Me and a couple of colleagues are having a discussion regarding the following case:

In an OrderStatus table we're keeping track of all the statuses an order goes through in time, including "Pending", "Available", "Returned", etc. There's a timestamp field in the table to keep track of when each status was added. However, there are two statuses that may be added exactly at the same time, one after the other, in which case both may have exactly the same timestamp (including milliseconds). In another part of the code, we need to check which is the last status an order was set to, and since we're ordering by the timestamp we can easily get the wrong record from the database.

The table has an IDENTITY(1,1) primary key, and my colleagues think we should order using that column, since that will always necessarily give you the latest record added to the table.

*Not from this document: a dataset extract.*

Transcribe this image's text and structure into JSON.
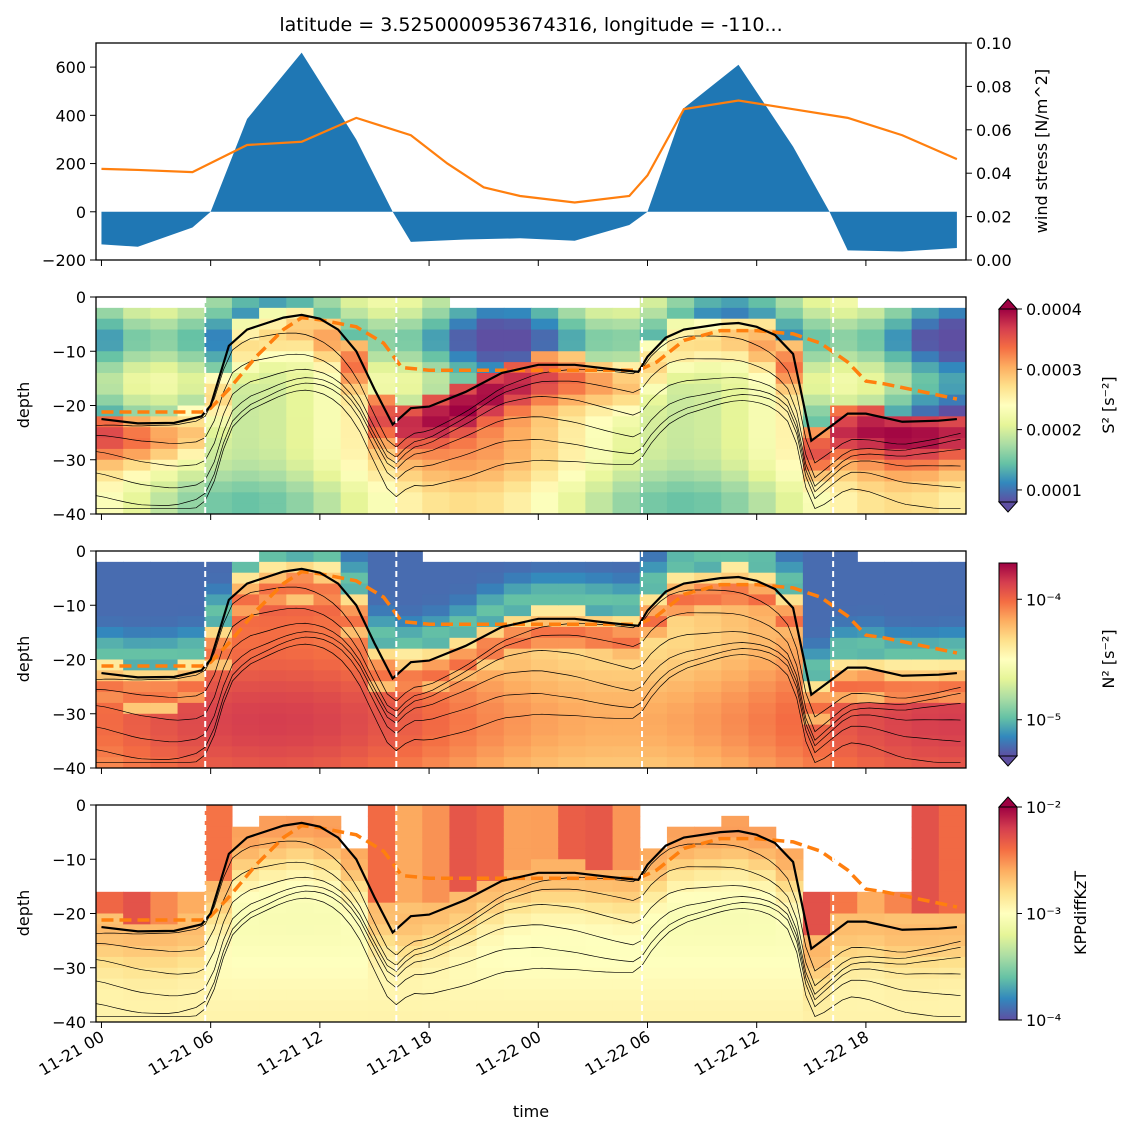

I feel like an IDENTITY column should be voided of any meaning and thus should not be used for any sorting, and would rather do a Thread.Sleep(1) to make sure the timestamps are different and we can keep sorting using that field.

What do you think is the best practice in this case?

erictrigo
  • 315

4 Answers4

5

Use numeric status values where the higher value represents the higher state. Add that to your index in descending order. Then pull back the result ordered by time stamp and the status in descending order. This way the entry with the farthest progression is always returned.

GrandmasterB
  • 39,412
1

It sounds like an event sourcing approach would be helpful here

http://martinfowler.com/eaaDev/EventSourcing.html

essentially, each time you update the object, you load it, add the event to the history and save everything.

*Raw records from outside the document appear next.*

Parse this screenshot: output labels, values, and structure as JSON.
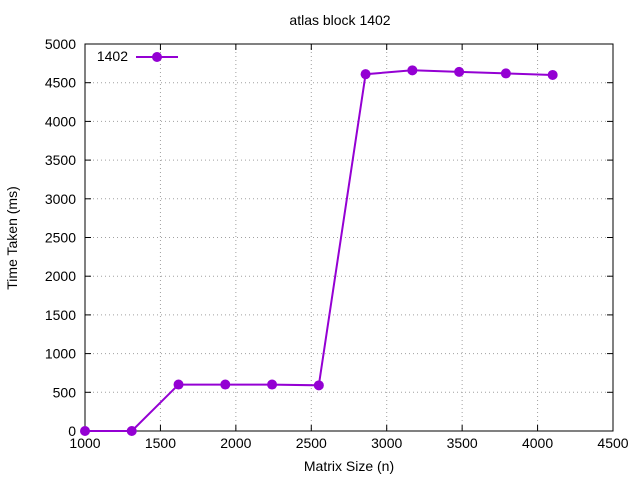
{
  "chart_data": {
    "type": "line",
    "title": "atlas block 1402",
    "xlabel": "Matrix Size (n)",
    "ylabel": "Time Taken (ms)",
    "xlim": [
      1000,
      4500
    ],
    "ylim": [
      0,
      5000
    ],
    "xticks": [
      1000,
      1500,
      2000,
      2500,
      3000,
      3500,
      4000,
      4500
    ],
    "yticks": [
      0,
      500,
      1000,
      1500,
      2000,
      2500,
      3000,
      3500,
      4000,
      4500,
      5000
    ],
    "grid": true,
    "legend_position": "top-left",
    "series": [
      {
        "name": "1402",
        "color": "#9400d3",
        "marker": "circle",
        "x": [
          1000,
          1310,
          1620,
          1930,
          2240,
          2550,
          2860,
          3170,
          3480,
          3790,
          4100
        ],
        "y": [
          0,
          0,
          600,
          600,
          600,
          590,
          4610,
          4660,
          4640,
          4620,
          4600
        ]
      }
    ]
  }
}
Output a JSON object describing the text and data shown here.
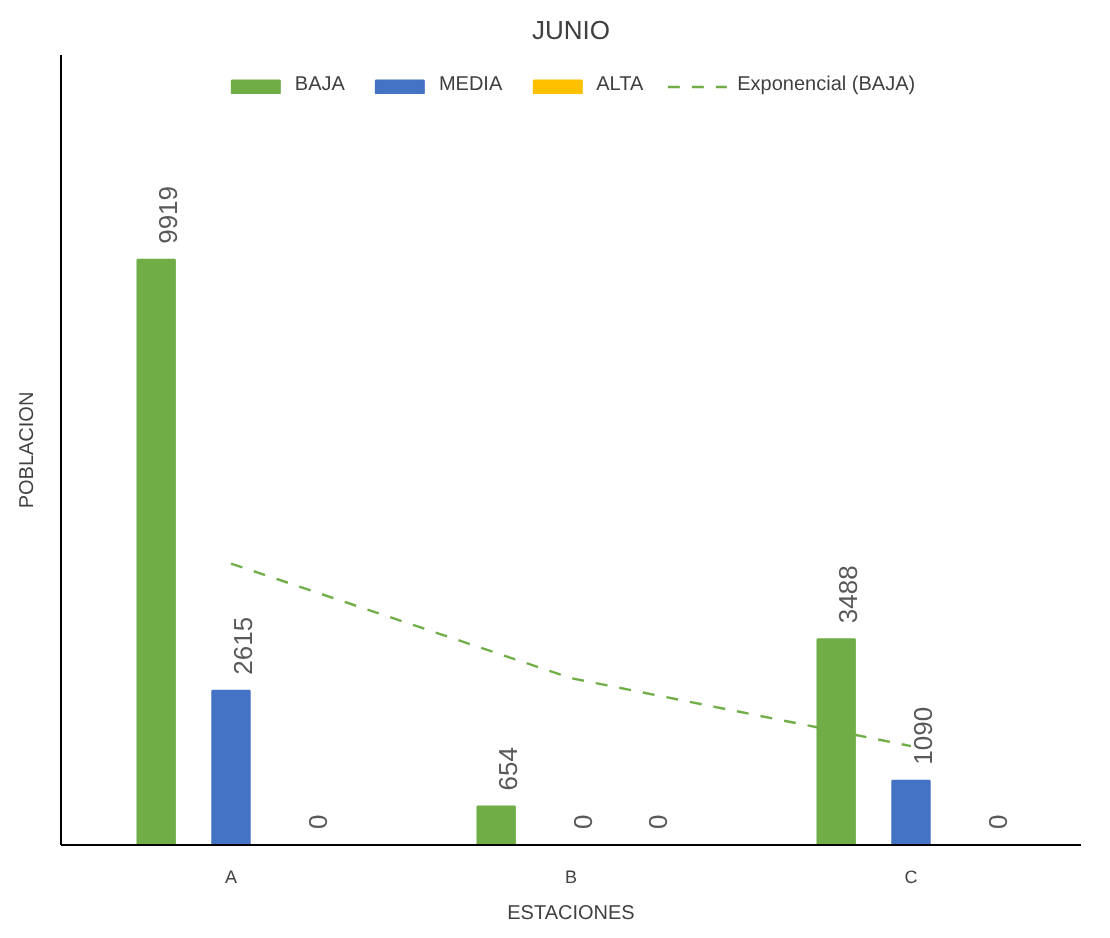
{
  "chart_data": {
    "type": "bar",
    "title": "JUNIO",
    "xlabel": "ESTACIONES",
    "ylabel": "POBLACION",
    "categories": [
      "A",
      "B",
      "C"
    ],
    "series": [
      {
        "name": "BAJA",
        "color": "#70ad47",
        "values": [
          9919,
          654,
          3488
        ],
        "value_labels": [
          "9919",
          "654",
          "3488"
        ]
      },
      {
        "name": "MEDIA",
        "color": "#4472c4",
        "values": [
          2615,
          0,
          1090
        ],
        "value_labels": [
          "2615",
          "0",
          "1090"
        ]
      },
      {
        "name": "ALTA",
        "color": "#ffc000",
        "values": [
          0,
          0,
          0
        ],
        "value_labels": [
          "0",
          "0",
          "0"
        ]
      },
      {
        "name": "Exponencial (BAJA)",
        "type": "line",
        "color": "#70ad47",
        "line_style": "dashed",
        "values": [
          4770,
          2828,
          1677
        ]
      }
    ],
    "tick_labels": "x",
    "grid": false,
    "legend": "top"
  }
}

When you save the object, you check to see that nothing else has updated the history in the meantime. If they have, you rebuild the object from the new history and reattempt adding your event

Alternatively you can lock the object to cause other events to wait for you to finish.

This is superior to things like auto-inc columns because it ensures that the events are processed in order, not just saved in an order.

In your particular case however, it seems to me that your status is a function of the events which have happened. Instead of having the status read from the last event make it a calculation based on all the events which have occured.

In this case, you don't really mind which event happened first, or if two happened at the same time.

ie

say you have 'order picked' and 'customer credit check passed'

conceptually both of these can happen at the same time, but the status might be

'not picked' - no picked event

'pending credit check' - picked event but no credit check event

'ready for delivery' - both picked AND credit checked

Ewan
  • 83,178
1

A better approach would be two keep two tables, current and history. The current table would always be the latest update. The other table would be a history table, which would always be just inserts and reads. If you want to get the latest record, query the current table. If your not allowing any dirty reads it will always be the latest record. If you need the history, query the history table and sort by the PK.

For the current table you want to keep a timestamp so if someone updates the record after your read it you can handle the conflict appropriately before making the update. For the history table you are always inserting so no check is necessary. You could handle the history inserts with a trigger off the current table if desired.

In your example:

  • ORDER (CURRENT)
  • ORDER_HISTORY (HISTORY)

That would make the logic straight forward.

Jon Raynor
  • 11,773
1

Your colleague is right. Order by the primary key. The primary key is not devoid of meaning. It identifies each row in the table. It is numeric, which implies the order in which records were created.

It doesn't fit perfectly into the terminology of your business domain, but don't overlook the simple and obvious solution for ideological reasons, especially when this solution requires little more than a sort clause in a SQL query.